What is your hope or vision for YPW, what do you see that we need as a community?

My hope and vision for YPW is to see it serve in some sense like a guild, culture lab, think tank federation, and ever evolving non-static entity that doesn’t allow itself to be assimilated by capitalism. I hope to see it decolonize and root from ancestors of path, of community, and of initiation. I see us empowering elders who can eventually likewise empower the next generation of elders. My hope is to see youth bring forward their spirit of truth and expression and be given a clear map of what previous generations have struggled to understand, master, and hone.

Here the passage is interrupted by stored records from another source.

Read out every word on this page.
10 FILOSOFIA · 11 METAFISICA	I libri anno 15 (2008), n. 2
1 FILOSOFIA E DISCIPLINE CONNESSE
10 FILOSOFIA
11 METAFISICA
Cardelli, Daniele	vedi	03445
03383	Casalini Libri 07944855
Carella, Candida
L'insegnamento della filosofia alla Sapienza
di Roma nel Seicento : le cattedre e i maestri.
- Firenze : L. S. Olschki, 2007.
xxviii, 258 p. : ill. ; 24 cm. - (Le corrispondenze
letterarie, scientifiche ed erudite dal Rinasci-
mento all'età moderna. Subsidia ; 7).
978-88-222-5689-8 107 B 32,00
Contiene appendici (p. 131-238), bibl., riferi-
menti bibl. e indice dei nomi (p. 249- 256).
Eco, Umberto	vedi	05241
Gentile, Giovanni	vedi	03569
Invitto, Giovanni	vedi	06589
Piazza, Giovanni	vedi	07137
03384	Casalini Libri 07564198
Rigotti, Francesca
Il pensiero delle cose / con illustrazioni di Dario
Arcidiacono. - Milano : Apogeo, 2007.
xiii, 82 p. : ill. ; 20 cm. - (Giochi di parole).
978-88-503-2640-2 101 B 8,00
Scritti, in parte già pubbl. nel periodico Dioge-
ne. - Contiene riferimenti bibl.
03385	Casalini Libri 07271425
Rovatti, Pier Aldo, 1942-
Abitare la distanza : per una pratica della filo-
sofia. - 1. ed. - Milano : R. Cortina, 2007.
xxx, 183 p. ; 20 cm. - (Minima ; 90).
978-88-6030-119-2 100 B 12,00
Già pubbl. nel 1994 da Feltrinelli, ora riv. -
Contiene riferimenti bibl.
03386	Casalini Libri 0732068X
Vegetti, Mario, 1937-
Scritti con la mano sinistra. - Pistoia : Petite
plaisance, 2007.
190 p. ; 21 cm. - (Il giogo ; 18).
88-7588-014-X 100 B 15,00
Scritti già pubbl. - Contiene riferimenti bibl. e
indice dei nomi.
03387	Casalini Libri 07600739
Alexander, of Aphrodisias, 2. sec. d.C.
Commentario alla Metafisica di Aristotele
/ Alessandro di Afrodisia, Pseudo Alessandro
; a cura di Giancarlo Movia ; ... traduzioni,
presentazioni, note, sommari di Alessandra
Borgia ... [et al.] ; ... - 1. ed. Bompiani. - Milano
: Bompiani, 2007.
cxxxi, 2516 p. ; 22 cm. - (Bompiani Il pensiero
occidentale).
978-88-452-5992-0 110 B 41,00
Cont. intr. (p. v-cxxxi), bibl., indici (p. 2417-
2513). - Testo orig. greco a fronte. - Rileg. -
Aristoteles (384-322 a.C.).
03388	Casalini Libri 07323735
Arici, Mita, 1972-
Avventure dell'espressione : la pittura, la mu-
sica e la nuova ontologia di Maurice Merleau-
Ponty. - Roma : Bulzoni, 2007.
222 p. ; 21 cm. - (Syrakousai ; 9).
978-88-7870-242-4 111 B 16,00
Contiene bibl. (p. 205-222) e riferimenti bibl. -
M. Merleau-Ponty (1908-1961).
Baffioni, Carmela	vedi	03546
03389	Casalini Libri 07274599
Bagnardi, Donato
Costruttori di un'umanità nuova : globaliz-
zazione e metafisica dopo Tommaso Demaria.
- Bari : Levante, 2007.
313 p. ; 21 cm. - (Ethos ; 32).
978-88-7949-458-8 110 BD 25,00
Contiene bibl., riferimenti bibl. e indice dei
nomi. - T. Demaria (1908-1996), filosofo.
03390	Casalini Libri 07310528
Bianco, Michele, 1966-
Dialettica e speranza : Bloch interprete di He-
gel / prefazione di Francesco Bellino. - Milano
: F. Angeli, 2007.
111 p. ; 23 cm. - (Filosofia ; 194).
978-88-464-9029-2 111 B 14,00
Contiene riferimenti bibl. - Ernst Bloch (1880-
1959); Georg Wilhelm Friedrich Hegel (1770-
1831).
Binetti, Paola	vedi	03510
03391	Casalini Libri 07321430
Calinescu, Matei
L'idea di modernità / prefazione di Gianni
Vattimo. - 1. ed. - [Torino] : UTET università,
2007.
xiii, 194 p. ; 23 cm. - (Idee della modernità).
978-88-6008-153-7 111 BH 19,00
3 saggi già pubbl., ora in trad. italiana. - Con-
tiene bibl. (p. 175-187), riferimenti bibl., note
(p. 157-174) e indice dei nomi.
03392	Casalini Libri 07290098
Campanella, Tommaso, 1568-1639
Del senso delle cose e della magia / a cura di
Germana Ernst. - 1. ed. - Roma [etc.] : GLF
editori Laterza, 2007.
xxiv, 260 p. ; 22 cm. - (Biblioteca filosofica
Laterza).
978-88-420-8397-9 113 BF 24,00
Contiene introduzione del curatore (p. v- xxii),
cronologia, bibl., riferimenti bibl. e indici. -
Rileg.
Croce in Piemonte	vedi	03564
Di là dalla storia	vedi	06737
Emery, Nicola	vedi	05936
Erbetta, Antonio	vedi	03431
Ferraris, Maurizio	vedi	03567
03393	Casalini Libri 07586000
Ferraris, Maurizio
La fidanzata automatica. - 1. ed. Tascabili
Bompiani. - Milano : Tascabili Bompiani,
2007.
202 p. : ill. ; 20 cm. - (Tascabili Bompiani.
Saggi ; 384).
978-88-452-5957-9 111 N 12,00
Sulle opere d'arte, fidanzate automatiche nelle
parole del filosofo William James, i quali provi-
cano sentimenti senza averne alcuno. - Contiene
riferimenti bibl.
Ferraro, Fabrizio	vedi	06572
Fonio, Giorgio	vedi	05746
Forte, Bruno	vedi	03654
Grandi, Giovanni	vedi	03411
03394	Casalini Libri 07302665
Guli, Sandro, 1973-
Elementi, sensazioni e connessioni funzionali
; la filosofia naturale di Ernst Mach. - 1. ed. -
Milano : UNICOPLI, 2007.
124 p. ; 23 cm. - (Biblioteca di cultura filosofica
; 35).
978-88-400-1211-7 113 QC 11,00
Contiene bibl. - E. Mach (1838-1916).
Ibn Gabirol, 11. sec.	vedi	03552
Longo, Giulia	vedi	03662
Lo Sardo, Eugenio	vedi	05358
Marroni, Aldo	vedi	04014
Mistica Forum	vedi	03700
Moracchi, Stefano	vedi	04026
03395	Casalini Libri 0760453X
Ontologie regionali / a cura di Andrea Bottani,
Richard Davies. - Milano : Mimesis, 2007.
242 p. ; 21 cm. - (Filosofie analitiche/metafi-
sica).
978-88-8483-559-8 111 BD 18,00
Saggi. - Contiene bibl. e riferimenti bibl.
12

And to see them further that map and pass it on.

I see us as a human family centered from the most displaced to the most privileged and bringing the balance of the masculine and feminine into its most beautiful and harmonious expression possible. I see us upholding the right for all people to experience meaningful coming of age rituals while birthing a new future of Earth honouring. I see us as ancestrally rooted and future generation serving guardians of truth, justice and reconciliation!

And finally as a community, we need to develop our capacity to dive deeply and respectfully into the shadow of humanity to find the opposite light that needs to be reborn.

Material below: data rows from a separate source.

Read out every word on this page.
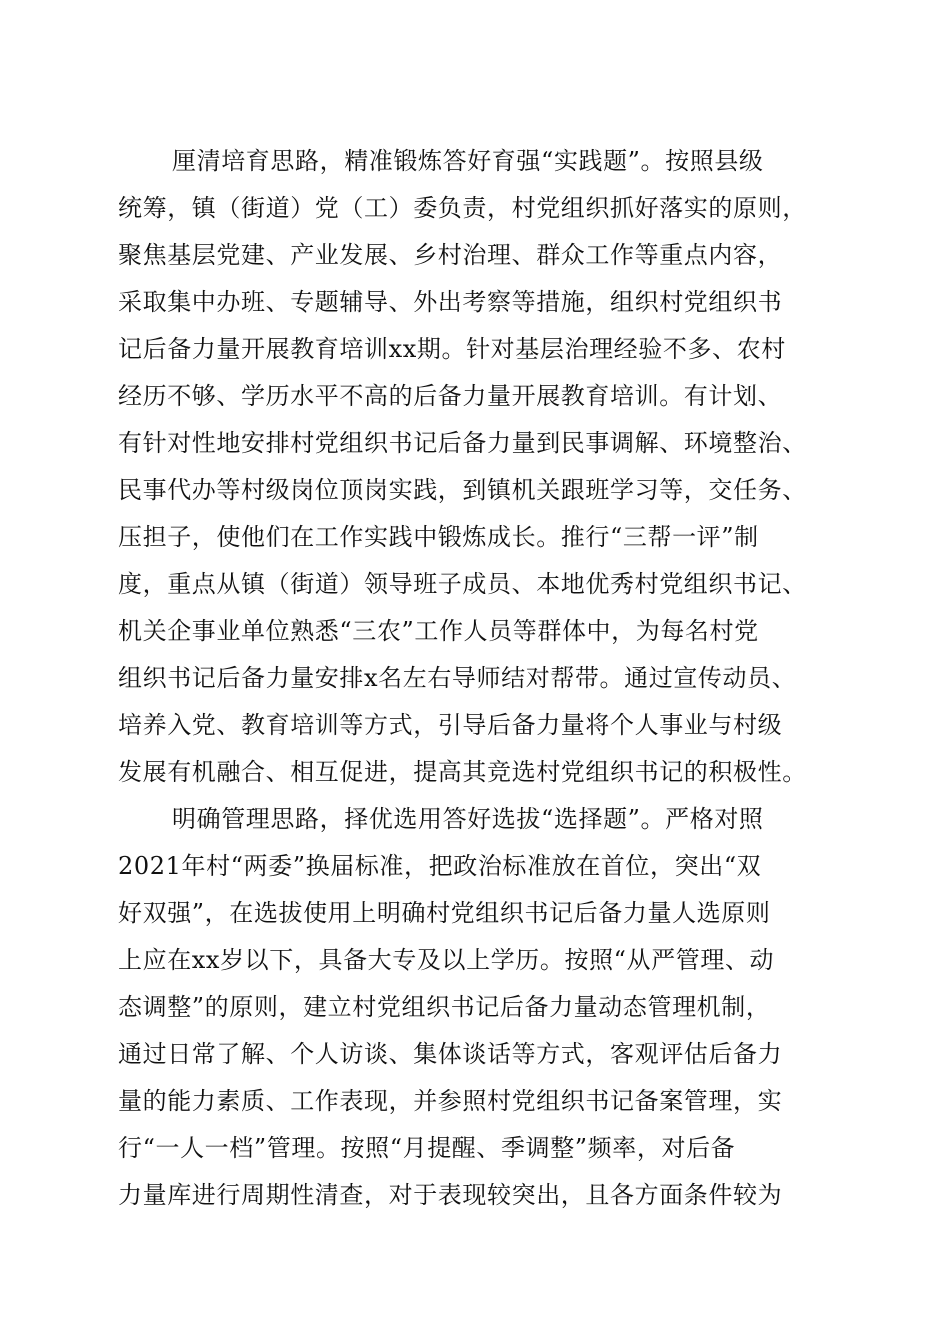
厘清培育思路，精准锻炼答好育强“实践题”。按照县级
统筹，镇（街道）党（工）委负责，村党组织抓好落实的原则，
聚焦基层党建、产业发展、乡村治理、群众工作等重点内容，
采取集中办班、专题辅导、外出考察等措施，组织村党组织书
记后备力量开展教育培训xx期。针对基层治理经验不多、农村
经历不够、学历水平不高的后备力量开展教育培训。有计划、
有针对性地安排村党组织书记后备力量到民事调解、环境整治、
民事代办等村级岗位顶岗实践，到镇机关跟班学习等，交任务、
压担子，使他们在工作实践中锻炼成长。推行“三帮一评”制
度，重点从镇（街道）领导班子成员、本地优秀村党组织书记、
机关企事业单位熟悉“三农”工作人员等群体中，为每名村党
组织书记后备力量安排x名左右导师结对帮带。通过宣传动员、
培养入党、教育培训等方式，引导后备力量将个人事业与村级
发展有机融合、相互促进，提高其竞选村党组织书记的积极性。
明确管理思路，择优选用答好选拔“选择题”。严格对照
2021年村“两委”换届标准，把政治标准放在首位，突出“双
好双强”，在选拔使用上明确村党组织书记后备力量人选原则
上应在xx岁以下，具备大专及以上学历。按照“从严管理、动
态调整”的原则，建立村党组织书记后备力量动态管理机制，
通过日常了解、个人访谈、集体谈话等方式，客观评估后备力
量的能力素质、工作表现，并参照村党组织书记备案管理，实
行“一人一档”管理。按照“月提醒、季调整”频率，对后备
力量库进行周期性清查，对于表现较突出，且各方面条件较为
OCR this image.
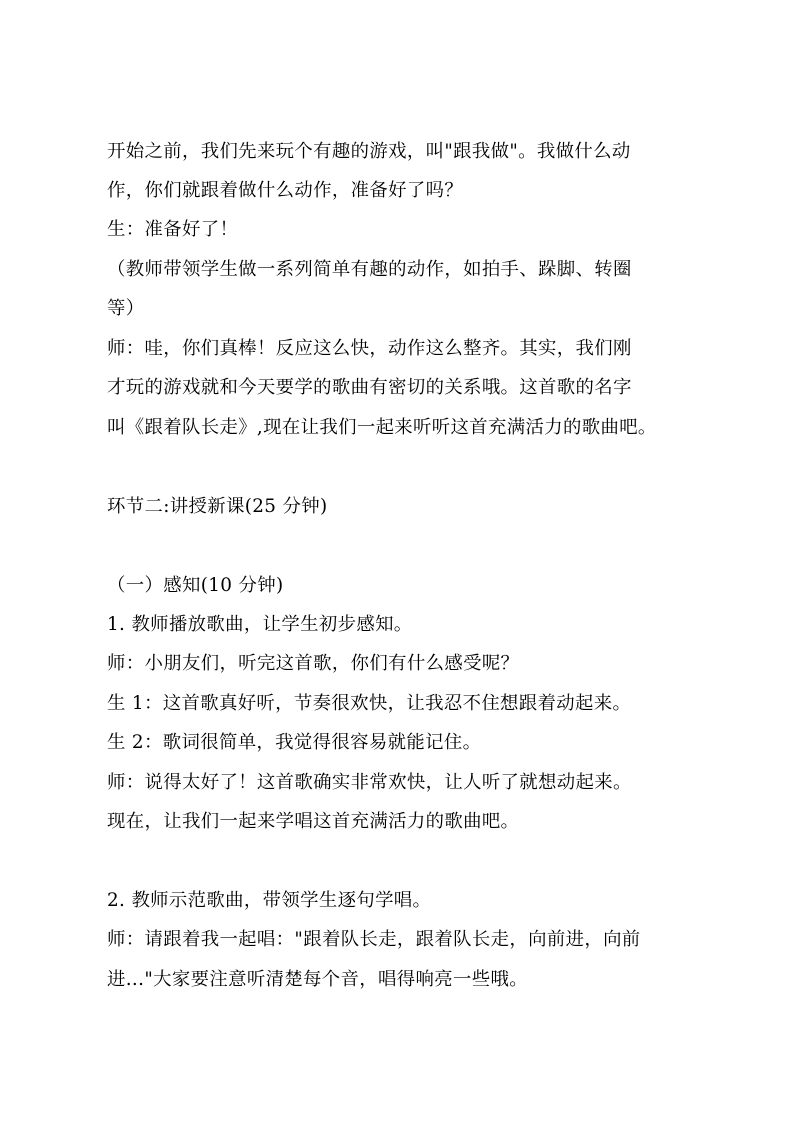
开始之前，我们先来玩个有趣的游戏，叫"跟我做"。我做什么动
作，你们就跟着做什么动作，准备好了吗？
生：准备好了！
（教师带领学生做一系列简单有趣的动作，如拍手、跺脚、转圈
等）
师：哇，你们真棒！反应这么快，动作这么整齐。其实，我们刚
才玩的游戏就和今天要学的歌曲有密切的关系哦。这首歌的名字
叫《跟着队长走》,现在让我们一起来听听这首充满活力的歌曲吧。
环节二:讲授新课(25 分钟)
（一）感知(10 分钟)
1. 教师播放歌曲，让学生初步感知。
师：小朋友们，听完这首歌，你们有什么感受呢？
生 1：这首歌真好听，节奏很欢快，让我忍不住想跟着动起来。
生 2：歌词很简单，我觉得很容易就能记住。
师：说得太好了！这首歌确实非常欢快，让人听了就想动起来。
现在，让我们一起来学唱这首充满活力的歌曲吧。
2. 教师示范歌曲，带领学生逐句学唱。
师：请跟着我一起唱："跟着队长走，跟着队长走，向前进，向前
进..."大家要注意听清楚每个音，唱得响亮一些哦。
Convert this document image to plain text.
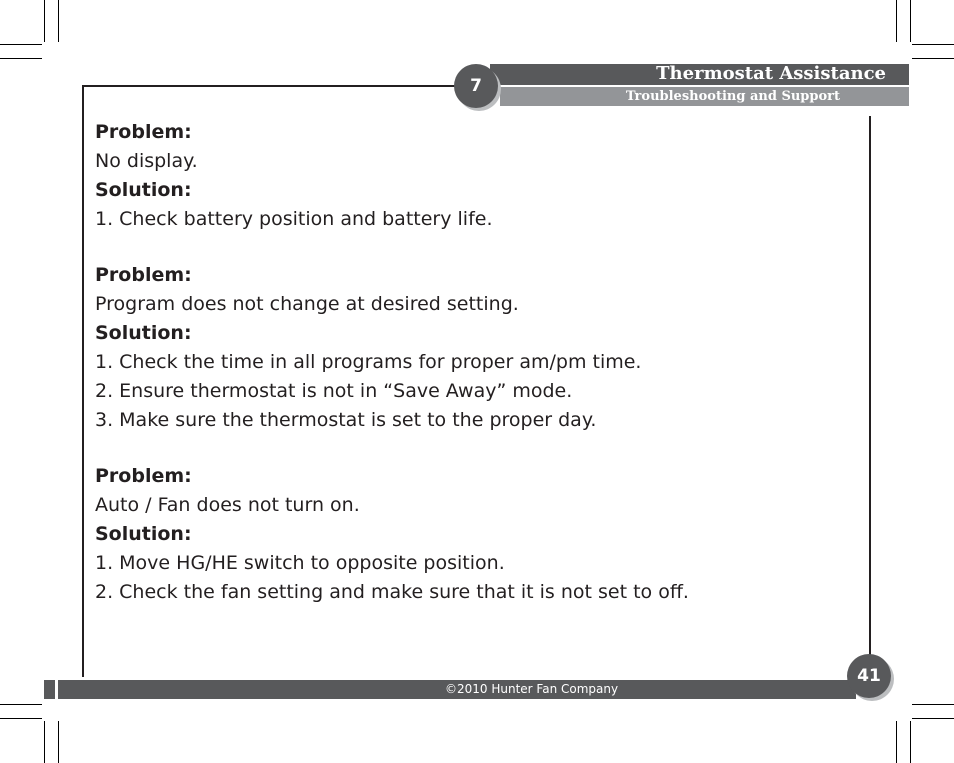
Thermostat Assistance
Troubleshooting and Support
7

Problem:

No display.

Solution:

1. Check battery position and battery life.

Problem:

Program does not change at desired setting.

Solution:

1. Check the time in all programs for proper am/pm time.

2. Ensure thermostat is not in “Save Away” mode.

3. Make sure the thermostat is set to the proper day.

Problem:

Auto / Fan does not turn on.

Solution:

1. Move HG/HE switch to opposite position.

2. Check the fan setting and make sure that it is not set to off.

©2010 Hunter Fan Company
41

Why or why isn’t it important that YPW be an international community?

It is important for a few reasons. Our communities’ ancestor lines come from around the planet and very few from Turtle Island or the lands we presently inhabit. Unsettling ourselves means relanding with the places we live and developing a reconnection with our ancestral homelands. It is being aware of ourselves as settler colonialists and recognizing our collective displacement and displacing of others. From this stage of awareness we can work to support the indigenous led movements of the world with our movement rather than operating the status quo directive to recolonize wherever we roam.

How do the local and global points of view interact in your work/experience?

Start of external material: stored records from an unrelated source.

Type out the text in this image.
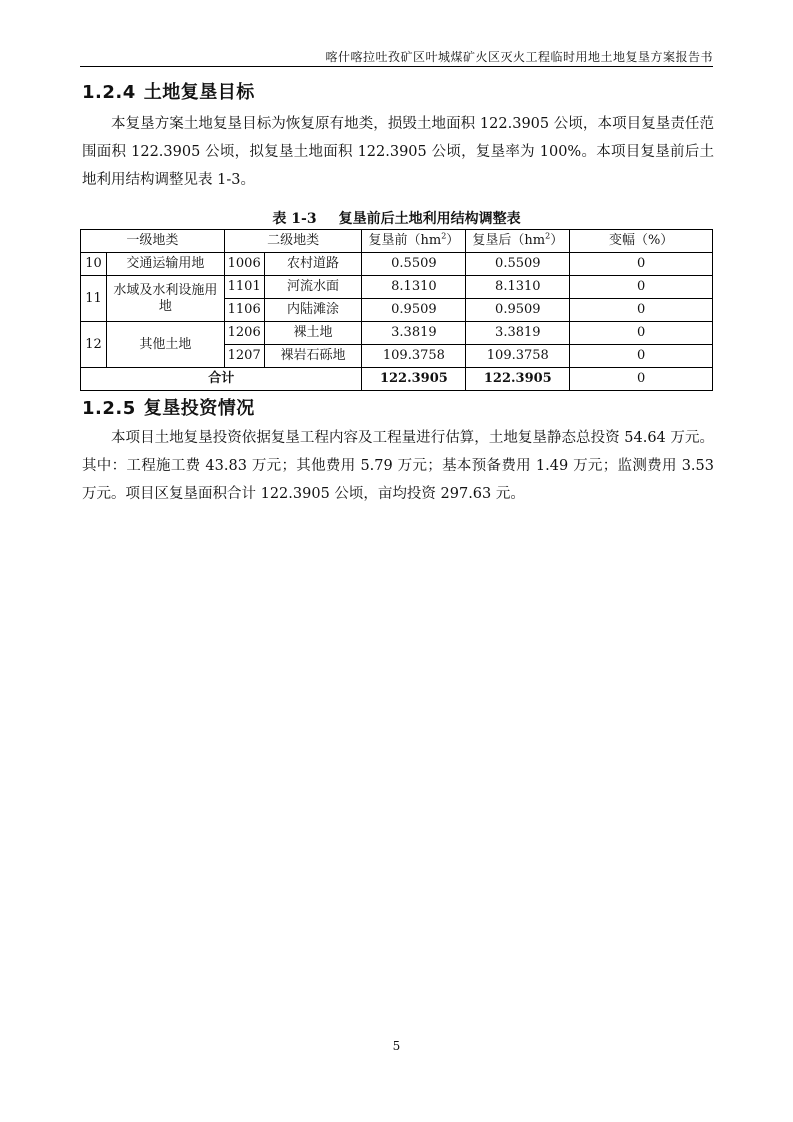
喀什喀拉吐孜矿区叶城煤矿火区灭火工程临时用地土地复垦方案报告书
1.2.4 土地复垦目标

本复垦方案土地复垦目标为恢复原有地类，损毁土地面积 122.3905 公顷，本项目复垦责任范围面积 122.3905 公顷，拟复垦土地面积 122.3905 公顷，复垦率为 100%。本项目复垦前后土地利用结构调整见表 1-3。

表 1-3 复垦前后土地利用结构调整表
一级地类		二级地类		复垦前$(hm^2)$	复垦后$(hm^2)$	变幅（%）
10	交通运输用地	1006	农村道路	0.5509	0.5509	0
11	水域及水利设施用地	1101	河流水面	8.1310	8.1310	0
		1106	内陆滩涂	0.9509	0.9509	0
12	其他土地	1206	裸土地	3.3819	3.3819	0
		1207	裸岩石砾地	109.3758	109.3758	0
合计				122.3905	122.3905	0
1.2.5 复垦投资情况

本项目土地复垦投资依据复垦工程内容及工程量进行估算，土地复垦静态总投资 54.64 万元。其中：工程施工费 43.83 万元；其他费用 5.79 万元；基本预备费用 1.49 万元；监测费用 3.53 万元。项目区复垦面积合计 122.3905 公顷，亩均投资 297.63 元。

5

I see the most present and apparent interaction in the challenge and charge of global Climate change. At the Ojai summit I recall Kalani Souza from Hawaii talking about being on the ground surveying a beach after a tsunami. The continued effects of climate change define our spiritual maturity as a global species of human beings. Will we continue to burn down the house or will we learn how to adult with the mother Earth? Rites of Passage mean nothing in a home that’s ablaze of flooding out. Starting with the poorest most vulnerable amongst the human family. I feel that centering the most marginalized is a rite of passage in itself that can help humanity in its maturity towards adulthood out of its collective adolescence and amnesia.

Locally, I am left to discern which location defines me, my ancestral lands or a place I live as a settler-colonialist. How do I live on stolen land? How do I help heal the land where I live? Local needs to be conscious of its history from the viewpoint of the longest living people of that land.  I have been looking at this in the Unceded Coast Salish Territories where I live as a settler and recently with projects happening in Costa Rica. In the end, practising Indigenous solidarity, being able to support indigenous led action, and indigenous women led action is the way to repair what had been broken that resulted in the loss of Rites of Passage across the world.

*Image Courtesy of Märt Lume

About the Author: Sobey Wing

With ancestral roots which connect to the Central Visayas, Spain, China, and France, Sobey has been coming to know his cultural identity on Turtle Island. Born and raised in the Haudenosaunee region known as Toronto, Sobey has based his adult life in the Unceded Coast Salish Territories of Canada. There Sobey has been a mentor with a program called Teen Journeys, and offers rites of passage consulting and facilitation for people undergoing transition as well as those marking milestones in life. His experience includes community engagement with youth in festival dance culture, working with clients undergoing transition and therapy for addiction through the help of ibogaine, and studies of astrology. In 2011 he gave a TEDx talk on Rites of Passage and has presented this topic at numerous festivals in North America, Australia, and Portugal.